O Paquistão afirmou que atua como mediador em negociações indiretas entre os Estados Unidos e o Irã para buscar um fim ao conflito. O comunicado veio nesta quinta-feira 26, divulgado pelo ministro das Relações Exteriores, Ishaq Dar, que também é vice-primeiro-ministro. Islamabad atua como canal entre as partes.
Dar disse no X que as conversas são indiretas, com mensagens transmitidas pelo Paquistão. Também informou que os EUA apresentaram 15 pontos em discussão com Teerã.
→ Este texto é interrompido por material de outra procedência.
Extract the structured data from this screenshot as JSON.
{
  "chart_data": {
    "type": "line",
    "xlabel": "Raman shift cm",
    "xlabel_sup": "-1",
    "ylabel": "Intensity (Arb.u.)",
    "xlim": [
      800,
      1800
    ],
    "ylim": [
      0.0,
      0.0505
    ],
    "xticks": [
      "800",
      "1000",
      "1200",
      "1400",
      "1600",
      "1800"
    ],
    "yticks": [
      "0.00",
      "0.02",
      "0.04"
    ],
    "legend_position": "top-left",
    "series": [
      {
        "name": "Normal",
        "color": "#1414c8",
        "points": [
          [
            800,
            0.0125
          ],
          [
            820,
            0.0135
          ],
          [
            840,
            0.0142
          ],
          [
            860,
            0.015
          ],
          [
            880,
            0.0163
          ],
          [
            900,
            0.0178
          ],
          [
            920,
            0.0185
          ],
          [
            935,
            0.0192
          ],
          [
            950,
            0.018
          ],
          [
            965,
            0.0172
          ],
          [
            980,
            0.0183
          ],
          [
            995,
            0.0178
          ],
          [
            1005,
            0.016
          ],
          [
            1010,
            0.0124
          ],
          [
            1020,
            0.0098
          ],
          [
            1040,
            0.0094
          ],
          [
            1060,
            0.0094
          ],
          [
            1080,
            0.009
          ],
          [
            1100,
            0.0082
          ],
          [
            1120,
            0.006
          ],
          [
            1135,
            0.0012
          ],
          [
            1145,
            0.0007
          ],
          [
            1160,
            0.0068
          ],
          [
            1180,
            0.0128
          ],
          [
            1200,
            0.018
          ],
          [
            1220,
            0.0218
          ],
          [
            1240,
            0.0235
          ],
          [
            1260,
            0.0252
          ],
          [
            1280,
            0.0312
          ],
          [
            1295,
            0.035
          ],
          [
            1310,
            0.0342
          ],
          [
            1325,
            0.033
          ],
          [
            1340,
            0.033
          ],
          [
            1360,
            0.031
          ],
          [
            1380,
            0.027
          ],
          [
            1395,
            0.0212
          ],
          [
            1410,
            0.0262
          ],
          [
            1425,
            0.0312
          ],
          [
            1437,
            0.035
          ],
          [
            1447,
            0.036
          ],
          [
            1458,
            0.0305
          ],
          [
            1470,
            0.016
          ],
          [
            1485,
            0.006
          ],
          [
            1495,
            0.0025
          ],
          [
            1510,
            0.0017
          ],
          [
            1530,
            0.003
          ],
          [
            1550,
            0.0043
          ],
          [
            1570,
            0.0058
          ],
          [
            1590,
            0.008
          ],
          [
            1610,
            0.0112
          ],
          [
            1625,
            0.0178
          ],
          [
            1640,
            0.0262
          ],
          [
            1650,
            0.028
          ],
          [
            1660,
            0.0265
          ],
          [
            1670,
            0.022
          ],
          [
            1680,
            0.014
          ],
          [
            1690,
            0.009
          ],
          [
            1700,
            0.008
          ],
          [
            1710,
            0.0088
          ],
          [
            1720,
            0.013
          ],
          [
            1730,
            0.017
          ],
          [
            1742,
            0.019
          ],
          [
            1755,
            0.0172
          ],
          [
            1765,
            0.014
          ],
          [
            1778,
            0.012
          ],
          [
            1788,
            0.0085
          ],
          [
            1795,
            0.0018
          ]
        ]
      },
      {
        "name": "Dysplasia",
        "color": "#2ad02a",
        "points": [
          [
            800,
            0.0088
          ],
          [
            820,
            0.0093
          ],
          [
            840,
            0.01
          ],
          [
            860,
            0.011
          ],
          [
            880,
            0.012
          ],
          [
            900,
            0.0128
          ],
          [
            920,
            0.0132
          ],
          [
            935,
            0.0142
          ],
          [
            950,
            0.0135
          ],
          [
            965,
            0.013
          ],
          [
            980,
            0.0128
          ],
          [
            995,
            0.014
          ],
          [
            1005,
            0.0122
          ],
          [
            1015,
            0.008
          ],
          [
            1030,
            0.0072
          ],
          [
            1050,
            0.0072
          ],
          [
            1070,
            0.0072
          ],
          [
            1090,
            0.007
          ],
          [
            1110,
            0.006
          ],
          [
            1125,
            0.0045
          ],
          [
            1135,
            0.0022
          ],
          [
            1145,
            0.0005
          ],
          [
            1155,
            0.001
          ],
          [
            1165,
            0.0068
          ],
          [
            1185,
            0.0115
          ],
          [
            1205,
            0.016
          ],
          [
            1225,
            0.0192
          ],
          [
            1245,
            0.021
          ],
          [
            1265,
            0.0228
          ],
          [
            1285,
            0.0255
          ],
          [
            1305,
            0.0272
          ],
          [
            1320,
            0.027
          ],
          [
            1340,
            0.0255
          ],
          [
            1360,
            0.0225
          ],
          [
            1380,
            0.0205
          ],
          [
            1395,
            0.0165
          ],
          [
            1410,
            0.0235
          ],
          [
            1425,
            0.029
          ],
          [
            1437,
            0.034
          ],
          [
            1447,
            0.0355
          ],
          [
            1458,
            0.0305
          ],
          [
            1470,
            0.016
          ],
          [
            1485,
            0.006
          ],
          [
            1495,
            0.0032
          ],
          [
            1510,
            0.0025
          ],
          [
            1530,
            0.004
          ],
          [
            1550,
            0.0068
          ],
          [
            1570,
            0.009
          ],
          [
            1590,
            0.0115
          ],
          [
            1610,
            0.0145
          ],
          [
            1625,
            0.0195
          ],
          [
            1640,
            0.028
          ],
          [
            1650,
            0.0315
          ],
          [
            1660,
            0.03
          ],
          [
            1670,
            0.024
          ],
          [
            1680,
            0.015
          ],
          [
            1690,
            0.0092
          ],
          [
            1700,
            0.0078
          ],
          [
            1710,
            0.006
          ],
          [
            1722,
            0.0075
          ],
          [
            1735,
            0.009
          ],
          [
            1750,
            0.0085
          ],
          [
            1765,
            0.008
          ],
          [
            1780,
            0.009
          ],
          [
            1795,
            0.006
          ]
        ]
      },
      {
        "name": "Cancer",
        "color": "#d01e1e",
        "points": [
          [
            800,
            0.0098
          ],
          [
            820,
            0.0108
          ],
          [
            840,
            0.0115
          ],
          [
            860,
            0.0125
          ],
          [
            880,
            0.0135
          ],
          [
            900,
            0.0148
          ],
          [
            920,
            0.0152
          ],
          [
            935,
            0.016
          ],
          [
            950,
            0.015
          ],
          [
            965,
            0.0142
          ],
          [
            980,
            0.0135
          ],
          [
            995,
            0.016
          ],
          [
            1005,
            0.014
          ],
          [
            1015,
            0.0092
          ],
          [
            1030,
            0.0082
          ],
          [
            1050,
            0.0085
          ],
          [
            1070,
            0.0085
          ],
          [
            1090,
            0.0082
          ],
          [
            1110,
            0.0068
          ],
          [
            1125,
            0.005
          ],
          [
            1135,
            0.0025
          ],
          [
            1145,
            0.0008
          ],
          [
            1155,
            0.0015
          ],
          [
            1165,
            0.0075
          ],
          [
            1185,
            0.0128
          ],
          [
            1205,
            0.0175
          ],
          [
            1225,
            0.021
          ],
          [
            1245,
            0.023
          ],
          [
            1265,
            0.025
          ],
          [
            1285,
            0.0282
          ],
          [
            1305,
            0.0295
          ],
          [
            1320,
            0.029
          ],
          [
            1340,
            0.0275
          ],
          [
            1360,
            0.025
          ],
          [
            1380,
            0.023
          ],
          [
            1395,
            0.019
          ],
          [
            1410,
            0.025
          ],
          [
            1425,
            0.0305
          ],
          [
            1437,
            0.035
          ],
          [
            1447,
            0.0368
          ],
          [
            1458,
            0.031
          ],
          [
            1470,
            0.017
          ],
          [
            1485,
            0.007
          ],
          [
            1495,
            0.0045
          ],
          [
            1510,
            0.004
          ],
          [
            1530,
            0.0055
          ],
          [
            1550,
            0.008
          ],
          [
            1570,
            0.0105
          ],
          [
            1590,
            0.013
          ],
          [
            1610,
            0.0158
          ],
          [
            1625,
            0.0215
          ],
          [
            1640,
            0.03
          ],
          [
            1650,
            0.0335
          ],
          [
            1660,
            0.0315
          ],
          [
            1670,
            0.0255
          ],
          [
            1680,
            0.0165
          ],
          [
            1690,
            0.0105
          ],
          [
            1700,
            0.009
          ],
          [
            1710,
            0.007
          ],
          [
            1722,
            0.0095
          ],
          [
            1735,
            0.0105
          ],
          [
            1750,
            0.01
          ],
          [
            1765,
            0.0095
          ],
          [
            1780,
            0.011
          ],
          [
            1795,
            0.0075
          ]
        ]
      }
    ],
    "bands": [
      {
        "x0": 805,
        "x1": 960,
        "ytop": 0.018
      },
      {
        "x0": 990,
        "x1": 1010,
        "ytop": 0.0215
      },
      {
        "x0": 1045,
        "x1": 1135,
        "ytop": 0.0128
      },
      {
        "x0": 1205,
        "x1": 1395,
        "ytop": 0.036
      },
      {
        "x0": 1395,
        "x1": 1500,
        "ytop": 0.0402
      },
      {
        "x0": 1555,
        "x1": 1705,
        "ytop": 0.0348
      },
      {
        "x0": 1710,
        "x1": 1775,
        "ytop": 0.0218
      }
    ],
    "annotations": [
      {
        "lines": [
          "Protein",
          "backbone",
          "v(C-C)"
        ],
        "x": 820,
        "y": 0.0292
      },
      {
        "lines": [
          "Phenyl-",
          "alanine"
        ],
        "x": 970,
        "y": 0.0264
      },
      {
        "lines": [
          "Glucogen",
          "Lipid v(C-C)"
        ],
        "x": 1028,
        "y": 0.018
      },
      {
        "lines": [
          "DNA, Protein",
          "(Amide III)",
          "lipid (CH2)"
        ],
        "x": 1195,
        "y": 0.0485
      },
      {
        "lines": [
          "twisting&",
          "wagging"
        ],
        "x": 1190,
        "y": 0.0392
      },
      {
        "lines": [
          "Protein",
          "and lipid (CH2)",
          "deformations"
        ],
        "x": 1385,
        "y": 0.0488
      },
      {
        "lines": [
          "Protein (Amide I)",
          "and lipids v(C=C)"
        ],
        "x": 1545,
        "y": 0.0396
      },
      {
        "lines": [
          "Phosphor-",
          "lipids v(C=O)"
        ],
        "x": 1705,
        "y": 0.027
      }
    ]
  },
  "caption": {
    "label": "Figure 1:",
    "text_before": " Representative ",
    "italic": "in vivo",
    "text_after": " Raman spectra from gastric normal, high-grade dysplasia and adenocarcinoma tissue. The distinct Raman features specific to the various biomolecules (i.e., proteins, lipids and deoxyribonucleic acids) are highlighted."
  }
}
Turquia e Egito também apoiam a iniciativa, segundo o chanceler paquistanês.
Essa confirmação oficial marca o envolvimento do Paquistão pela primeira vez no mediador de uma questão que já dura quase um mês. Partes do Golfo manifestaram interesse em participar das negociações, enfatizando a importância regional.
Reação internacional e posição de Teerã
O Irã negou ter iniciado negociações diretas com Washington, mas admitiu a troca de mensagens por meio de países amigos. O chanceler iraniano, Abbas Araghchi, afirmou que o Irã não pretende negociar; prefere manter a resistência. A República Islâmica busca encerrar a guerra em seus termos.
O governo dos EUA não detalhou as propostas apresentadas, cuja divulgação foi limitada. A leitura de analistas aponta que o texto de Washington é o conjunto de primeiras sugestões oficiais desde o início do conflito, desencadeado por ataques de Israel e dos EUA ao Irã em 28 de fevereiro.